The passengers touched down in the Northern Territory capital about 12.15pm on Thursday – the day after NT’s acting Chief Health Officer Charles Pain announced that all of Victoria would be considered a hotspot, rather than just Greater Melbourne and Bendigo.
An NT health department spokeswoman said 15 people who landed from Melbourne were transferred to Howard Springs to undertake mandatory supervised quarantine, in line with the CHO direction.
A handful of other passengers on the Qantas QF836 flight were transiting in Melbourne and did not have to quarantine.
Dr Pain changed Victoria’s classification on Wednesday night, declaring the whole of Victoria a hotspot in response to its COVID-19 outbreak and wide distribution of exposure sites.
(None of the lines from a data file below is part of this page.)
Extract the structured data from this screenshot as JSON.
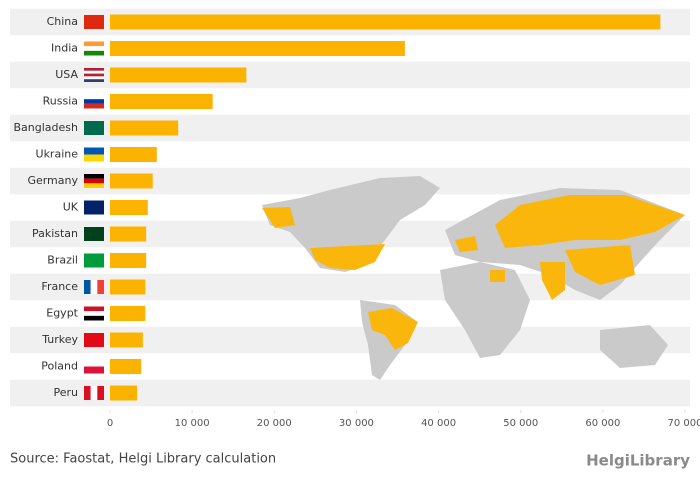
{
  "chart_data": {
    "type": "bar",
    "orientation": "horizontal",
    "categories": [
      "China",
      "India",
      "USA",
      "Russia",
      "Bangladesh",
      "Ukraine",
      "Germany",
      "UK",
      "Pakistan",
      "Brazil",
      "France",
      "Egypt",
      "Turkey",
      "Poland",
      "Peru"
    ],
    "values": [
      67000,
      35900,
      16600,
      12500,
      8300,
      5700,
      5200,
      4600,
      4400,
      4400,
      4300,
      4300,
      4000,
      3800,
      3300
    ],
    "color": "#fbb300",
    "xlim": [
      0,
      70000
    ],
    "xticks": [
      0,
      {
        "value": 10000,
        "label": "10 000"
      },
      {
        "value": 20000,
        "label": "20 000"
      },
      {
        "value": 30000,
        "label": "30 000"
      },
      {
        "value": 40000,
        "label": "40 000"
      },
      {
        "value": 50000,
        "label": "50 000"
      },
      {
        "value": 60000,
        "label": "60 000"
      },
      {
        "value": 70000,
        "label": "70 000"
      }
    ],
    "source": "Source: Faostat, Helgi Library calculation",
    "logo": "HelgiLibrary"
  }
}
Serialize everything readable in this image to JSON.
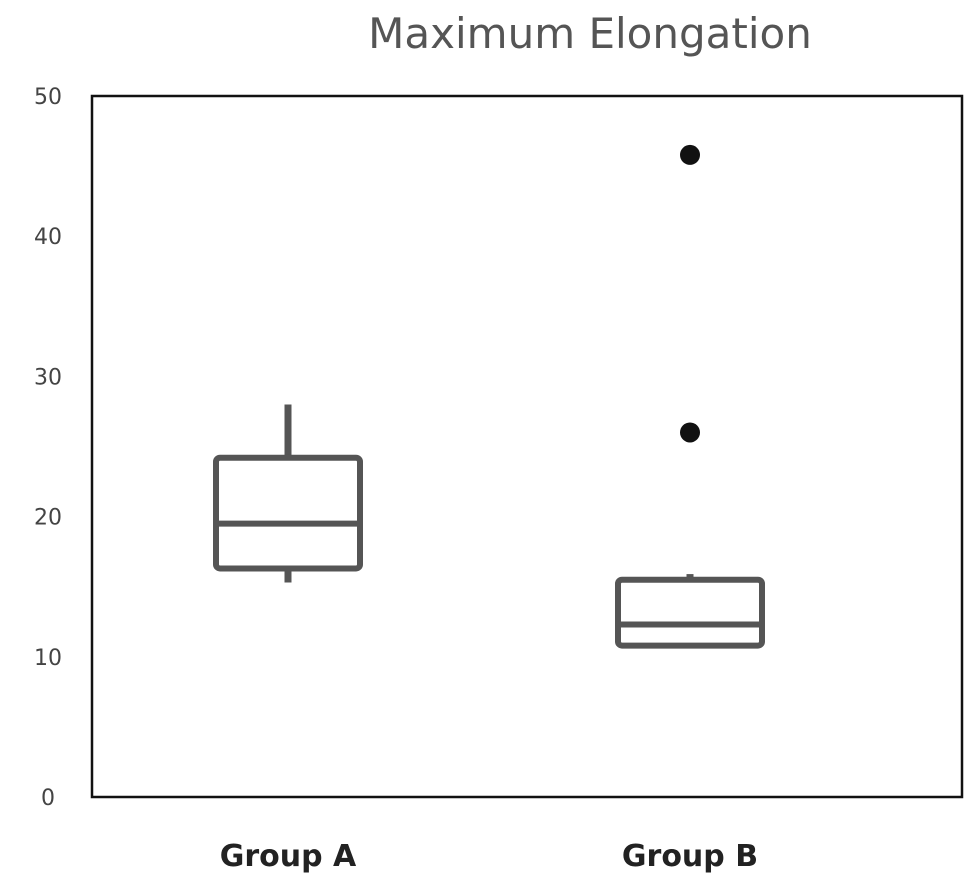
{
  "chart_data": {
    "type": "box",
    "title": "Maximum Elongation",
    "categories": [
      "Group A",
      "Group B"
    ],
    "ylim": [
      0,
      50
    ],
    "yticks": [
      0,
      10,
      20,
      30,
      40,
      50
    ],
    "grid": false,
    "boxes": [
      {
        "category": "Group A",
        "whisker_low": 15.3,
        "q1": 16.3,
        "median": 19.5,
        "q3": 24.2,
        "whisker_high": 28.0,
        "outliers": []
      },
      {
        "category": "Group B",
        "whisker_low": 10.8,
        "q1": 10.8,
        "median": 12.3,
        "q3": 15.5,
        "whisker_high": 15.9,
        "outliers": [
          26.0,
          45.8
        ]
      }
    ]
  }
}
The announcement meant that from midday on Thursday, anyone arriving in the NT from Victoria would have to enter 14 days’ quarantine in Alice Springs or Howard Springs.
”This decision has been made taking into account the extensive growth in the number of exposure sites across Victoria,” Dr Pain said.
“We need to be extra cautious at this time, particularly in response to the increased travel across Australia and the many thousands of visitors expected to come to the Territory this month.”
A Qantas spokeswoman said passengers affected by border restrictions were offered the option to change travel dates or receive flight credit.
“We contact passengers prior to travel advising them to familiarise themselves with any COVID-19 government measures that may impact their travel,” she said.
The news means that 13-year-old Casey Johnston Smith, a Yanyuwa girl who attends the Melbourne Indigenous Transition School in Richmond, will have to spend two weeks in Howard Springs in order to go home to the remote Vanderlin Island, off the coast of the Northern Territory, for the school holidays from next week.
Her father, Chris Smith, said safety measures were necessary to keep vulnerable people safe.
“Honestly, you would not want one case of COVID to hit the town that I live in or any remote Aboriginal town because it would just decimate the population,” Mr Smith said.
He wasn’t worried about Casey doing two weeks of quarantine alone and said he hoped she’d take the opportunity to get on top of her school work or learn to sing or play an instrument.
“Talking to her [Wednesday] night, she’s fine,” Mr Smith said. “We can only try and look at the positive side of things in life.”